Almost three in four LGBT teenagers in Ireland have had suicidal thoughts, while one-third have attempted suicide, a major new report has revealed.
According to the LGBTI (lesbian, gay, bisexual, transgender and intersex) Ireland Report, while the majority of LGBTI people over the age of 26 report good self-esteem and are doing well, the same cannot be said for younger people.
This marks the largest study every undertaken into the mental health and wellbeing of LGBTI people in Ireland and it revealed that among those aged 14-18 years, seven in 10 have had suicidal thoughts, one in three have attempted suicide and almost six in 10 have self-harmed.
Odhrán Allen of GLEN (Gay and Lesbian Equality Network) described some of the findings as ‘harrowing'. He noted that as well as increased self-harm and a higher suicide risk, there were also ‘worrying levels of severe stress, anxiety and depression' among some LGBTI people and he said that it is clear that stigma, rejection and discrimination are ‘still a reality for many'.
However, he emphasised that being LGBTI in itself does not increase the risk of poor mental health, ‘it's the experience of being bullied, being rejected or being harassed because you are LGBTI that leads to higher levels of self-harm and attempted suicide'.
The report noted that within the school setting, 67% had witnessed bullying of other LGBTI students in their school, while 50% had experienced anti-LGBTI bullying themselves. One in four had considered leaving school early and one in 20 did quit school.
When it came to coming out, the report noted that 12 years was the most common age when people discovered their LGBTI identity, while 16 was the most common age when they told someone else for the first time. However one-quarter of people who had come out had not yet told their mother or father.
Some 3% had not come out to anybody and these were more likely to be younger people, bisexual or intersex. The main reason given for not coming out was fear of rejection and discrimination.

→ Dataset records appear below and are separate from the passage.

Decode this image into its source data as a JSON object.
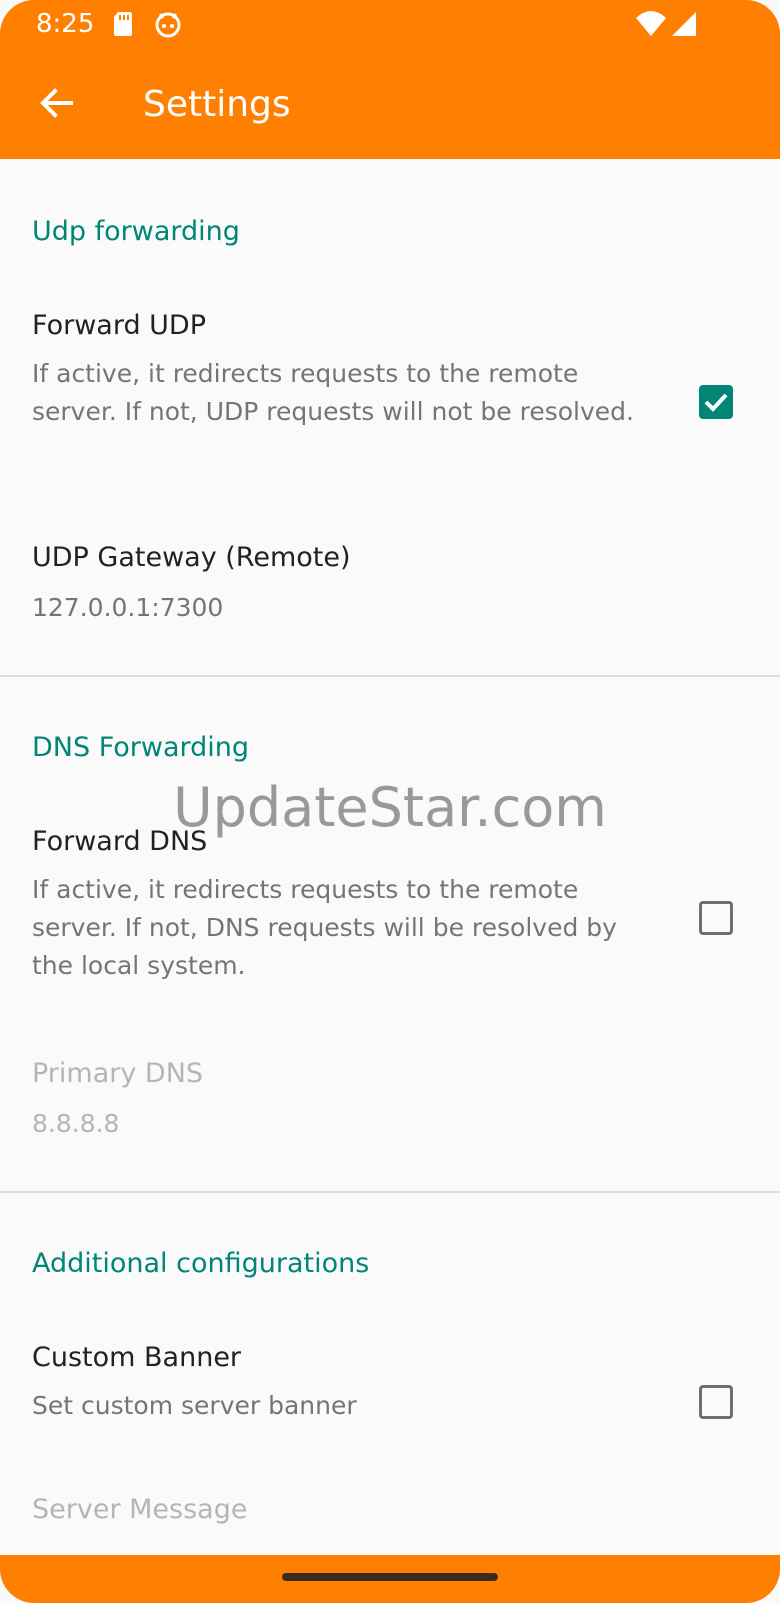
{
  "status_bar": {
    "time": "8:25"
  },
  "app_bar": {
    "title": "Settings",
    "back_icon": "arrow-back-icon"
  },
  "sections": {
    "udp": {
      "header": "Udp forwarding",
      "forward_udp": {
        "title": "Forward UDP",
        "summary": "If active, it redirects requests to the remote server. If not, UDP requests will not be resolved.",
        "checked": true
      },
      "udp_gateway": {
        "title": "UDP Gateway (Remote)",
        "value": "127.0.0.1:7300"
      }
    },
    "dns": {
      "header": "DNS Forwarding",
      "forward_dns": {
        "title": "Forward DNS",
        "summary": "If active, it redirects requests to the remote server. If not, DNS requests will be resolved by the local system.",
        "checked": false
      },
      "primary_dns": {
        "title": "Primary DNS",
        "value": "8.8.8.8"
      }
    },
    "additional": {
      "header": "Additional configurations",
      "custom_banner": {
        "title": "Custom Banner",
        "summary": "Set custom server banner",
        "checked": false
      },
      "server_message": {
        "title": "Server Message"
      }
    }
  },
  "watermark": "UpdateStar.com",
  "colors": {
    "app_bar": "#ff8000",
    "accent": "#008577",
    "background": "#fafafa"
  }
}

People were particularly concerned about the reaction of their family and friends, especially when they were aware of existing negative attitudes among their loved ones.
According to Prof Agnes Higgins of Trinity College Dublin, who lead the research team, as well as differences across age group, the report also found differences among LGBTI people.
"The research reveals that there is a hierarchy of risk among LGBTI people, with intersex, transgender and bisexual people reporting poorer mental health
outcomes compared to gay men and lesbian women," she explained.
She said that this hierarchy of risk ‘reflects the fact that more progress has been made on reducing homophobia in Ireland than biphobia and transphobia'.
"This hierarchy of progress highlights the need for increased advocacy and support for bisexual, transgender and intersex people and to address the diversity of needs within the LGBTI community," Prof Higgins added.
Meanwhile, according to Dr Carol-Anne O'Brien of BeLonG To, a national organisation which offers support to people aged 14-23, it is essential that LGBTI people and their families know that they are not alone.
"There are LGBTI youth and community services across the country. Schools, mental health services and other support agencies are being increasingly proactive about creating safe and supportive environments for the LGBTI people in their care. The report highlights the urgent need to accelerate this work," she said.
The report, which included the results of a survey of over 2,200 LGBTI people in Ireland, was carried out by researchers at Trinity College Dublin and was funded by the National Office for Suicide Prevention. (NOSP).